Setelah lama terduduk dan termenung di depan jurang yang tidak begitu dalam, Rasti menemukan sebuah cincin yang dia yakini itu adalah bukti, dengan menuruni pelan-pelan jalan dihadapannya Rasti mengambil cincin itu, di lingkarannya tertulis inisial Z.

'Siapa Z' Ucapnya dalam hati, setelah memasukan cincin itu kedalam saku celananya, Rasti gegas pergi kembali ke kebun teh, bekerja lagi seperti biasa, hingga pukul empat sore akhirnya Rasti beranjak untuk pulang.

"Neng, mau Akang antar?" Tawar seorang lelaki yang sudah jelas tau siapa dia, anak pak lurah yang selalu mengejarnya dari dia masih gadis.

"Tak usah Kang, terimakasih, rumah Rasti dekat hanya berjalan saja sudah sampai." Tolak Rasti dengan halus, tak ingin dia memperlihatkan rasa takut akan seseorang yang ada di sampingnya ini.

"Bu Rohmah, tunggu, permisi kang." Secepat kilat Rasti berlari menyusul Bu Rohman.

"Ada apa Neng?" Tanya Bu Rohmah begitu Rasti mendekat.

"Tak apa Bu, Rasti ikut pulang bareng ya." Sambil berjalan beriringan dengan Bu Rohman.

"Ya tidak apa atuh Neng, masa pulang bareng aja nggak boleh." Kekehnya sambil menggandeng Rasti.

Sesampainya di depan rumah Rasti langsung masuk dan membersihkan diri, dia teringat akan cincin yang berinisial Z.

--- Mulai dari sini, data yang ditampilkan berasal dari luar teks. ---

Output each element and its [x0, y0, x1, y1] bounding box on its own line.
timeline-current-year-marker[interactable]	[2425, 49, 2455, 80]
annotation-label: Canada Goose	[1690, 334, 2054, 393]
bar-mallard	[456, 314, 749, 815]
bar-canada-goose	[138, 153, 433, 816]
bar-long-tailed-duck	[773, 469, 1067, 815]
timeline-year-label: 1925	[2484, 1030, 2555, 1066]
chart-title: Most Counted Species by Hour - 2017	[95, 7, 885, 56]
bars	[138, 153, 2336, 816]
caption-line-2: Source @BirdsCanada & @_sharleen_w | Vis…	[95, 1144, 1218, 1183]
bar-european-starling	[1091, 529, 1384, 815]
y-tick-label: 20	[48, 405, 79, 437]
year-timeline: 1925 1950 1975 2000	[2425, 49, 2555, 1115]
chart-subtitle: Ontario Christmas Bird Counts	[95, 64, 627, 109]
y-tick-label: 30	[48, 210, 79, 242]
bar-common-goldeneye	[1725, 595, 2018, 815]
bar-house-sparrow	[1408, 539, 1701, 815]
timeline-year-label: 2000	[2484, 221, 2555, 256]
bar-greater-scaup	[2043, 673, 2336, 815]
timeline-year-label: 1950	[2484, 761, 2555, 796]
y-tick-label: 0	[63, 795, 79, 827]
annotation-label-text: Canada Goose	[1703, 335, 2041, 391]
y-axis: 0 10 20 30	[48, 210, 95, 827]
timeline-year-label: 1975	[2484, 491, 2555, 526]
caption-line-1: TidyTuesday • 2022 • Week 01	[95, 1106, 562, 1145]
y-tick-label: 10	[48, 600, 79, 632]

Saat malam tiba Rasti mengintip di balik jendela rumahnya, mungkin karena ini desa terpencil selepas Maghrib desa begitu sepi dan menyeramkan. Bahkan kematian suaminya saja membuat orang begitu takut untuk keluar malam. Saat Rasti melihat kearah pohon mangga, dia melihat orang memperhatikan rumahnya seperti malam kemarin.

Rasa takut kembali menyerang, apa iya dia mengincar Rasti, tapi siapa dia, tidak ada niat Rasti untuk membuka pintu. Biarlah dia menunggu sampai seseorang yang dibalik itu pergi.

Tok

Tok

Tok

Pintu depan diketok tak ada suara salam, atau panggilan, Rasti masih berdiam diri di kamarnya, menguncinya, mondar-mandir ke depan dan belakang, jarinya di gigit tanda gugup. Ada rasa takut dan penasaran yang bersarang di kepalanya

Tok

Tok

Kembali ketukan itu terdengar, tak ada waktu akhirnya Rasti membuka siapa yang ada diluar sana.

"Siapa?" Teriak Rasti karena dia ingin mendengar suara dibalik pintu yang tertutup rapat itu.

Tak ada balasan suara di sebrang sana, ketukan pintu pun sudah berhenti. Akhirnya Rasti berniat untuk melihat di jendela siapa tau seseorang disana sudah pergi.

Betapa kagetnya dia seseorang disana masih berdiri dan tatapannya tepat mengarah ke jendela, matanya tajam melihat Rasti, akhirnya dia bisa menguasai diri tak boleh ada rasa takut untuk menghadapi siapapun.

"Maaf, tadi Rasti ada di belakang, ada apa ya Kang malam-malam begini kerumah Rasti?" Tanya Rasti dengan menutup kembali pintunya dan hanya mengobrol diluar rumah.

"Tidak apa-apa, saya hanya memastikan kamu baik-baik saja disini, kalau begitu saya pamit." Ucapnya dan berlalu meninggalkan Rasti.

'Apa maksudnya, pentingkah keadaanku untuknya?' Ucapnya dalam hati dan kembali menutup pintu lalu menguncinya. Untuk kembali melanjutkan tidurnya.

Pagi menjelang seperti biasa, Rasti akan melakukan aktivitas mandinya dan beribadah dengan mendoakan suaminya.

"Assalamualaikum." Teriaknya dibalik pintu, membuat Rasti kaget melihat jam di dinding masih menunjukan jam enam pagi.

"Waalaikumsalam, sebentar." Begitu pintu terbuka Mbok Asih dengan nafas masih ngos-ngosan berbicara.

"Neng, Kang Edi meninggal persis seperti Kang Sena, dan ada yang melihat kalau Kang Edi baru saja dari rumah Neng Rasti, apa benar?" Tanya Mbok Asih, terlihat cemas terlihat dari raut wajahnya.